In a letter to President Bush last month, Mr. Coburn made a powerful case
that Radio Farda, which broadcasts music and other entertainment programs
to Iran, and the Voice of America's Farsi-language service "may actually
be harming American interests rather than helping."

     As chairman of the subcommittee last year, Mr. Coburn held a hearing
on the Iranian nuclear question, in which lawmakers heard testimony from
Amirabbas Fakhravar, an Iranian dissident who wants the United States to
publicly support regime change in his country. Imprisoned in 2002 after
writing a book denouncing Iran's supreme leader, Ayatollah Ali Khamenei,
he managed to escape Iran three years later. Mr.
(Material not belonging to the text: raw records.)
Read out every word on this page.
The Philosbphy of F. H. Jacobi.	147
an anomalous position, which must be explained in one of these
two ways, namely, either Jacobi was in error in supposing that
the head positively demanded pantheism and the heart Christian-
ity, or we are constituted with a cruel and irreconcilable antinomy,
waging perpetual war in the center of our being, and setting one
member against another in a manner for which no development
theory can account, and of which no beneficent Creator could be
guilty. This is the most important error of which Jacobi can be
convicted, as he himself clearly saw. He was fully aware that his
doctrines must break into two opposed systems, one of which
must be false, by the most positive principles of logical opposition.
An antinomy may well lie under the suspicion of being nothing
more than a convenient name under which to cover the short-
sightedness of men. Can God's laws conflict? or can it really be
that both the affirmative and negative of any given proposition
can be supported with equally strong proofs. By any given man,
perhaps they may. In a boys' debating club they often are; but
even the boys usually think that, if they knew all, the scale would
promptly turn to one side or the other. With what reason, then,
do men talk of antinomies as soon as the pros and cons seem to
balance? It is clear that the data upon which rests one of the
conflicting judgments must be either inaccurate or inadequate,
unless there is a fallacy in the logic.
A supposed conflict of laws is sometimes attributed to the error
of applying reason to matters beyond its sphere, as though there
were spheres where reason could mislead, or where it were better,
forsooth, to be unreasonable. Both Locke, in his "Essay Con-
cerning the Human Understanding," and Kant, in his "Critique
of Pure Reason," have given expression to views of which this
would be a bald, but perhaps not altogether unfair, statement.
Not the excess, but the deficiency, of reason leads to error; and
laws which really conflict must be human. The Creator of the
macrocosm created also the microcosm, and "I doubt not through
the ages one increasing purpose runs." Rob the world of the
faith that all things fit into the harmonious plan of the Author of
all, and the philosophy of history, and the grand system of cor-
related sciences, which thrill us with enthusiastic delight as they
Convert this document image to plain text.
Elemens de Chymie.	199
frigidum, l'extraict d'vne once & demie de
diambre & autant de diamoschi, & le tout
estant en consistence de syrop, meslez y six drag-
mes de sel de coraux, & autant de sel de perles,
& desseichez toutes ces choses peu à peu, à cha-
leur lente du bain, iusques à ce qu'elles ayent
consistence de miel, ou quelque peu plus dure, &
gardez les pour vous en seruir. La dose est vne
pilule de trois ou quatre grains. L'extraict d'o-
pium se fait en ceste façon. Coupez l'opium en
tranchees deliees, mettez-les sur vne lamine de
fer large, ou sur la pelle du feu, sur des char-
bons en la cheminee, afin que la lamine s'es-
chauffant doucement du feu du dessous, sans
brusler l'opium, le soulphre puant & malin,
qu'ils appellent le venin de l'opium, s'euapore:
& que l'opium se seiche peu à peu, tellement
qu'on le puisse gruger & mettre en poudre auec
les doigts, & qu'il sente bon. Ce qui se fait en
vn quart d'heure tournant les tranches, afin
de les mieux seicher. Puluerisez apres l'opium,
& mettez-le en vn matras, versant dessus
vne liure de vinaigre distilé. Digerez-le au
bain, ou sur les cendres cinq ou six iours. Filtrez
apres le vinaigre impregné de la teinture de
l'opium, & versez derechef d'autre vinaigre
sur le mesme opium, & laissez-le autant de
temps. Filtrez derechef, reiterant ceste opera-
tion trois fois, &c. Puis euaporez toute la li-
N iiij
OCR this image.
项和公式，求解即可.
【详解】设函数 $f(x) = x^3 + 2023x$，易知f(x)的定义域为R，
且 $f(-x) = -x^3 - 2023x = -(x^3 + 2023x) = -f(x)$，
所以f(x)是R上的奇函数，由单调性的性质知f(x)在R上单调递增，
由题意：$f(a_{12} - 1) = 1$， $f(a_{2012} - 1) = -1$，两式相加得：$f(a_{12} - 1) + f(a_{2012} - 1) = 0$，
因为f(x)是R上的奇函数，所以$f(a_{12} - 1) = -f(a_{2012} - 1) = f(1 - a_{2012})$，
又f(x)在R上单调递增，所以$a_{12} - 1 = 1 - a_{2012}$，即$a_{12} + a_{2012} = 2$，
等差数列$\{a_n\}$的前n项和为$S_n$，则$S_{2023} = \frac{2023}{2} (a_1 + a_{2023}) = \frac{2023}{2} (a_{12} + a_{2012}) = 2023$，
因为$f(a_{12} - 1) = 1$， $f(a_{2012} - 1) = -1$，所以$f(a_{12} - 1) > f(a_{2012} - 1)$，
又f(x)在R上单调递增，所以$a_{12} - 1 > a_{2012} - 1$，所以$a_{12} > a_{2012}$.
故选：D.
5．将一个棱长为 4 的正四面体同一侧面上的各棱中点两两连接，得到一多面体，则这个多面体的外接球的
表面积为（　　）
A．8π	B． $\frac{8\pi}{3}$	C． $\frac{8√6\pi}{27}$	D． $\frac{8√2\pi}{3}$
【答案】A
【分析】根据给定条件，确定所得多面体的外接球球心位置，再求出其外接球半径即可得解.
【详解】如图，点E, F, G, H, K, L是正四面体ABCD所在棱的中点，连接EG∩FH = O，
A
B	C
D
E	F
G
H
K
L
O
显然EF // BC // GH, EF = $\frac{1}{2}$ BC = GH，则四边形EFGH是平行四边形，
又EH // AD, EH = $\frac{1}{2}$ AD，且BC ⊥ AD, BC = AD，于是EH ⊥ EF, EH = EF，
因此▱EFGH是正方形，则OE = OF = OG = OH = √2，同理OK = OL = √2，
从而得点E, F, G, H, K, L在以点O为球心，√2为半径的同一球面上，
Fakhravar told the
subcommittee in July that Radio Farda and VOA "are presently giving more
assistance to the regime than to the dissident movement" in Iran by
touting fraudulent efforts to institute reforms within the Islamist
regime. Subsequent complaints from native Farsi speakers who monitor U.S.
broadcasts to Iran and a report commissioned by the State Department and
National Security Council mirrored Mr. Fakhravar's testimony.  The federal
Broadcasting Board of Governors (BBG) disputes the criticisms and
periodically provides examples of broadcasts it describes as balanced. But
according to Mr. Coburn, the board has not conducted a systematic review
of all content broadcast into Iran and is limited in its ability to
oversee broadcasting content because there are no English-language
transcripts of U.S. international broadcasting. Along with his letter to
the president, Mr. Coburn attached several transcripts of VOA's
Farsi-language coverage of the State of the Union address. One of the two
guests provided by VOA, Dr. Mansour Farhang, "uses a Farsi term best
described as 'baseless statement' to describe your State of the Union
speech," Mr. Coburn wrote. "Dr. Farhang's hostility is further expressed
when he describes your Iraq policy as having 'no connection to reality.' "
Dr. Farhang then went on to blame the United States for increased violence
and instability in Iraq. The only other guest, who was supposed to balance
the criticism, said he agreed with this harsh assessment of U.S. policy.

    All of this is particularly tragic in view of the fact that the
Iranian government would appear to be quite vulnerable to the kinds of
pressures that U.S. radio broadcasts, properly done, could help generate.
Public-opinion polls taken in recent years suggest that an overwhelming
majority of Iranians admire the United States and/or want to bring down
the Islamist regime in Tehran, and despite a brutal secret-police,
visitors to the country frequently say they have little trouble finding
Iranians who want to be rid of clerical rule. Iran has been convulsed by
unrest and violence, particularly in the southeastern Baluchistan region,
where last month Sunni radicals killed 11 members of the elite
Revolutionary Guards in a bus bombing. On Feb. 19, one week after the
bombing, the regime televised the hanging of a man it said was responsible
for the attack. It would be a positive thing if BBG were offering Iranians
a real alternative -- something better than the likes of both Dr. Farhang
and public hangings.  But, that does not appear to be happening today. As
Mr. Coburn wrote in his letter to the president: "Our international
broadcasting needs serious management and accountability reforms. Given
the international challenges and threats to our national security, I
believe it is vital that this important public diplomacy does not
undermine your role as our lead diplomat. The status quo should not

     And if BBG thinks it is getting a bum rap from Mr. Coburn, it would
do well to conduct its own comprehensive study of its Farsi-language
broadcasts and set the record straight.